Reisdiät – Effektive Waffe im Kampf gegen überschüssige Kilos?

Gewicht reduzieren, wirkungsvoll Kilos purzeln lassen und das ohne erschöpfendes Müdigkeitsgefühl? Die sogenannte Reisdiät beteuert genau das! Zwar wird die Lebensmittelpalette spürbar eingeschränkt, aber es lohnt sich: Bei der Phase während dieser Schlankheitskur soll man nur rund 1.000 Kcal täglich zu sich nehmen und dazu kaum Fett konsumieren. Doch so viele Diäten versprechen wahre Wunder; Wie viel steckt wirklich dahinter, wie gut funktioniert das Gewichtverlieren mittels Reisdiät?

Was ist die Reisdiät?

Vorweg zur Definition: Kategorisch betrachtet gehört die Reisdiät zu den „Monodiäten“, was bedeutet, dass eine sehr einseitige Ernährung konsumiert werden soll. In diesem Fall ist im Rahmen der Diät das Hauptnahrungsmittel eben der Reis. Bei Diät-Start ist es sogar ausschließlich der Reis und keine anderen Lebensmittel werden nebenher verzehrt.
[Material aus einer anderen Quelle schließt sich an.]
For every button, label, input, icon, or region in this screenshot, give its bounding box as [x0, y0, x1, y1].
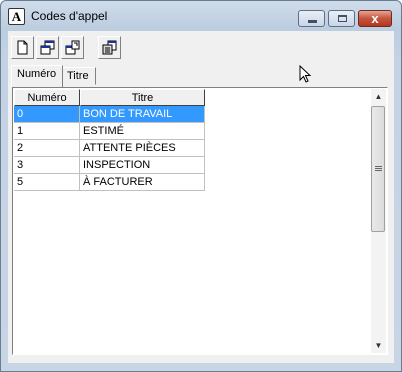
tab-strip: Numéro Titre: [8, 65, 394, 87]
scroll-thumb[interactable]: [371, 106, 385, 232]
cell-titre[interactable]: À FACTURER: [80, 174, 205, 191]
cell-numero[interactable]: 0: [14, 106, 80, 123]
window-title: Codes d'appel: [31, 9, 108, 23]
copy-windows-icon: [40, 40, 55, 55]
scroll-up-icon[interactable]: ▲: [371, 89, 386, 104]
cell-numero[interactable]: 2: [14, 140, 80, 157]
cell-titre[interactable]: INSPECTION: [80, 157, 205, 174]
toolbar: [8, 31, 394, 65]
cell-titre[interactable]: ATTENTE PIÈCES: [80, 140, 205, 157]
tab-titre[interactable]: Titre: [61, 67, 96, 85]
tab-numero[interactable]: Numéro: [11, 65, 64, 87]
new-button[interactable]: [11, 36, 34, 59]
close-icon: x: [371, 11, 379, 26]
column-header-titre[interactable]: Titre: [80, 89, 205, 106]
export-icon: [65, 40, 80, 55]
title-bar[interactable]: A Codes d'appel x: [1, 1, 401, 31]
minimize-icon: [308, 20, 317, 23]
close-button[interactable]: x: [358, 10, 392, 27]
copy-button[interactable]: [36, 36, 59, 59]
maximize-icon: [338, 15, 347, 22]
cell-numero[interactable]: 3: [14, 157, 80, 174]
cell-numero[interactable]: 5: [14, 174, 80, 191]
properties-button[interactable]: [98, 36, 121, 59]
cell-titre[interactable]: ESTIMÉ: [80, 123, 205, 140]
mouse-pointer-icon: [299, 65, 312, 83]
maximize-button[interactable]: [328, 10, 355, 27]
scroll-down-icon[interactable]: ▼: [371, 338, 386, 353]
window: A Codes d'appel x Numéro Titre Numéro Ti…: [0, 0, 402, 372]
cell-numero[interactable]: 1: [14, 123, 80, 140]
client-area: Numéro Titre Numéro Titre 0 BON DE TRAVA…: [8, 31, 394, 363]
minimize-button[interactable]: [298, 10, 325, 27]
column-header-numero[interactable]: Numéro: [14, 89, 80, 106]
cell-titre[interactable]: BON DE TRAVAIL: [80, 106, 205, 123]
grip-line: [375, 168, 382, 169]
app-icon: A: [8, 8, 25, 25]
export-button[interactable]: [61, 36, 84, 59]
grip-line: [375, 170, 382, 171]
vertical-scrollbar[interactable]: ▲ ▼: [371, 89, 386, 353]
new-document-icon: [17, 40, 28, 55]
grip-line: [375, 166, 382, 167]
properties-icon: [102, 40, 117, 55]
grid-panel: Numéro Titre 0 BON DE TRAVAIL 1 ESTIMÉ 2…: [12, 87, 388, 355]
Nach einiger Zeit wird es geschmackvoller, da man den monotonen Reis dann mit leichter Kost wie Fisch, Gemüse und Obst erweitert.

Entwickelt wurde diese Diätform vom deutsch-amerikanischen Arzt Walter Kemper, ursprünglich zur Behandlung gegen Symptome der Hypertonie (Bluthochdruck). Heutzutage ist das Hauptziel dieser Diät, auf besonders drastische Art und Weise die Kalorienzufuhr zu reduzieren und durch einen entwässernden Effekt ebenso äußerst nachhaltig Körperfett zu verbrennen.
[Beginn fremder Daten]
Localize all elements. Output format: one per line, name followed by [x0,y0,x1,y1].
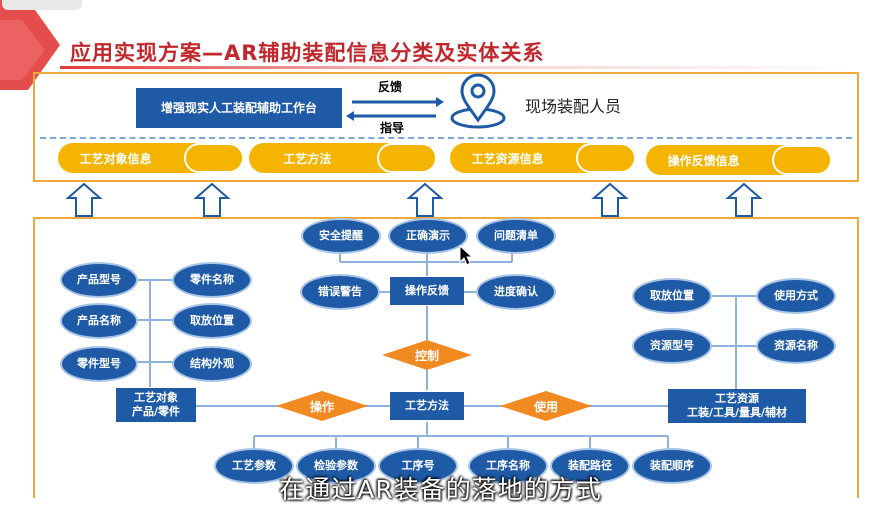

Wirkungsweise und Anwendung der Reisdiät

Wie bei jeder Diät ist auch bei der Reisdiät der „Strenge-Grad“ variabel. Je nachdem, wie intensiv und strikt man die Diät betreiben möchte, dementsprechend gestaltet sich dann auch die mögliche Auswahl an Lebensmitteln.
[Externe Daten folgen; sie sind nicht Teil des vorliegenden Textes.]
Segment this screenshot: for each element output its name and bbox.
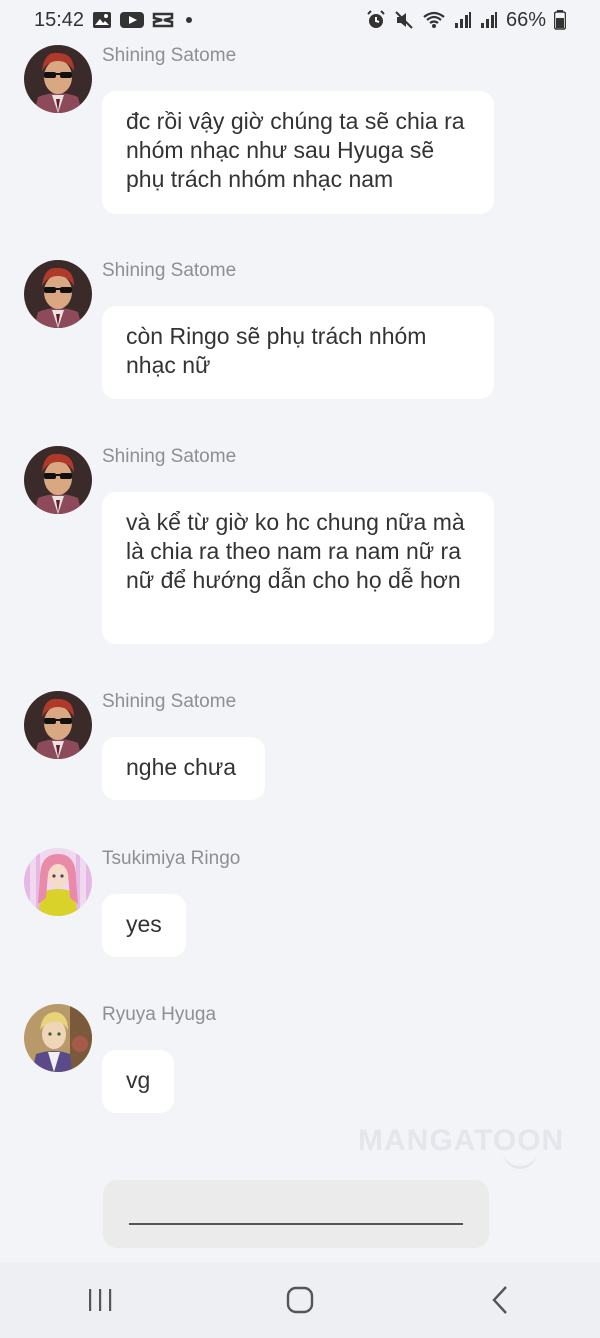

Nimmt man es ganz genau und ist besonders streng zu sich selbst, sind in den ersten beiden Diätwochen drei Mahlzeiten pro Tag vorgesehen und zwar: jeweils 60 Gramm Reis, der möglichst ungesalzen gehalten sein sollte und der bei Bedarf eventuell mit ein wenig Salat (aber dies ohne fetthaltigem Dressing) ergänzt werden kann. Ab der dritten Woche soll die Diät aber doch schmackhafter werden: Fisch und mageres Fleisch können nun in den Speiseplan integriert werden. Das mag zwar eine köstliche Ergänzung zum faden Reis darstellen, dennoch muss hierbei beachtet werden: Natrium sollte möglichst vermieden werden. Zudem ist neben der fehlenden Würze der Gerichte auch essentiell, dass ausschließlich Wasser (am besten Mineralwasser) getrunken werden sollte; eventuell morgens einen ungesüßten Grüntee.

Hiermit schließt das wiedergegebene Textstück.